Cada passo é uma grande conquista
Desde que se tornou mãe, se tornou terapeuta por instinto, já que “ele não se mexia, não sustentava o pescoço, não comia; agora já se alimenta, movimenta, fica em pé. E a maternidade é isso: é cansativo, mas vale a pena. Cada novo gesto dele é uma vitória, a gente comemora cada passo como uma grande conquista. Ele evolui e me dá uma fonte diária de alegria, assim como o meu outro filho, Erick David, de 2 anos”.
Já a também dona de casa Rosicleia Sousa, 35, de São Miguel do Guamá, enfrenta uma dupla jornada no cuidado com os filhos: além de Reginaldo Junior, de 6 anos, diagnosticado com paralisia cerebral, epilepsia e com deficiência visual, ela também é mãe de uma jovem de 19 anos com autismo. “No início da gravidez do Reginaldo, entrei em depressão. Não aceitava a ideia de ter outro filho com deficiência. Mas hoje vejo que Deus me deu forças e sabedoria para ser uma mãe ainda melhor”, afirma.
Com quatro filhos no total, Rosicleia Sousa define a maternidade e como se vê: uma guerreira. “Me sinto uma heroína, lutando todo dia para dar o melhor para cada um”. A rotina com Reginaldo exige cuidados redobrados desde que, há apenas dois meses, descobriram que ele não enxerga. “Foi um baque. Chorei muito, precisei de apoio psicológico. Hoje, apesar da dor, estou firme. Sei que ele precisa de mim”.
Às quartas-feiras também são dias de viagem e esperança, onde ela encontra ainda mais estímulo para o cuidado. “Saímos de madrugada. Chegar aqui é cansativo, mas cada atendimento é essencial para que ele tenha mais qualidade de vida. A minha filha faz tratamento em São Miguel, o que facilita um pouco. Mas conciliar tudo é um desafio constante”.

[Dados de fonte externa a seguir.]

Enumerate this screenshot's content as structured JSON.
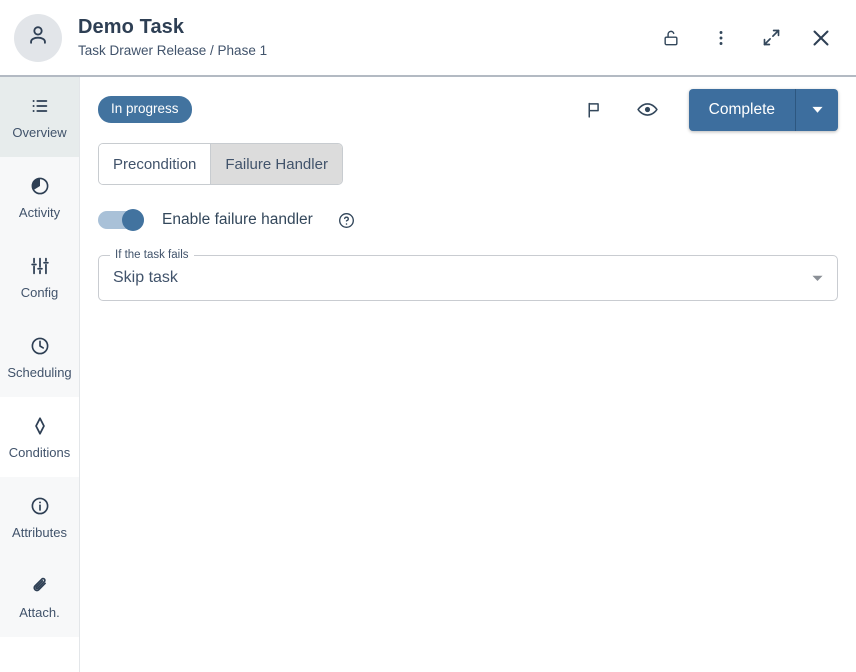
{
  "header": {
    "avatar_icon": "person-icon",
    "title": "Demo Task",
    "subtitle": "Task Drawer Release / Phase 1",
    "actions": [
      {
        "name": "lock-icon",
        "label": "Unlock"
      },
      {
        "name": "more-vertical-icon",
        "label": "More options"
      },
      {
        "name": "expand-icon",
        "label": "Expand"
      },
      {
        "name": "close-icon",
        "label": "Close"
      }
    ]
  },
  "sidebar": {
    "items": [
      {
        "label": "Overview",
        "icon": "list-icon",
        "active": true,
        "shaded": true
      },
      {
        "label": "Activity",
        "icon": "pie-chart-icon",
        "active": false,
        "shaded": true
      },
      {
        "label": "Config",
        "icon": "sliders-icon",
        "active": false,
        "shaded": true
      },
      {
        "label": "Scheduling",
        "icon": "clock-icon",
        "active": false,
        "shaded": true
      },
      {
        "label": "Conditions",
        "icon": "diamond-icon",
        "active": false,
        "shaded": false
      },
      {
        "label": "Attributes",
        "icon": "info-icon",
        "active": false,
        "shaded": true
      },
      {
        "label": "Attach.",
        "icon": "paperclip-icon",
        "active": false,
        "shaded": true
      }
    ]
  },
  "toolbar": {
    "status": "In progress",
    "flag_icon": "flag-icon",
    "watch_icon": "eye-icon",
    "primary_action": "Complete",
    "primary_caret_icon": "chevron-down-icon"
  },
  "tabs": [
    {
      "label": "Precondition",
      "selected": false
    },
    {
      "label": "Failure Handler",
      "selected": true
    }
  ],
  "failure_handler": {
    "toggle_label": "Enable failure handler",
    "toggle_on": true,
    "help_icon": "help-circle-icon",
    "select": {
      "legend": "If the task fails",
      "value": "Skip task",
      "caret_icon": "chevron-down-icon"
    }
  },
  "colors": {
    "accent": "#42739f",
    "primary_button": "#3d6e9e",
    "text": "#33475b",
    "title": "#2e3f54",
    "border": "#c8ccd0",
    "sidebar_shade": "#f7f8f9",
    "active_nav": "#e7ecec",
    "header_divider": "#b3bac3"
  }
}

Apesar das dificuldades, Rosicleia reforça que ser mãe de Reginaldo é uma missão que ela abraça com amor. “É difícil, mas é também gratificante. Deus me deu um desafio muito grande, mas também me permitiu ser, agora, olhos para o meu filho. É preciso muita sabedoria. Ele é meu caçula, depende de mim, e é por ele e todos eles que eu me levanto todos os dias, pronta para mais uma batalha”.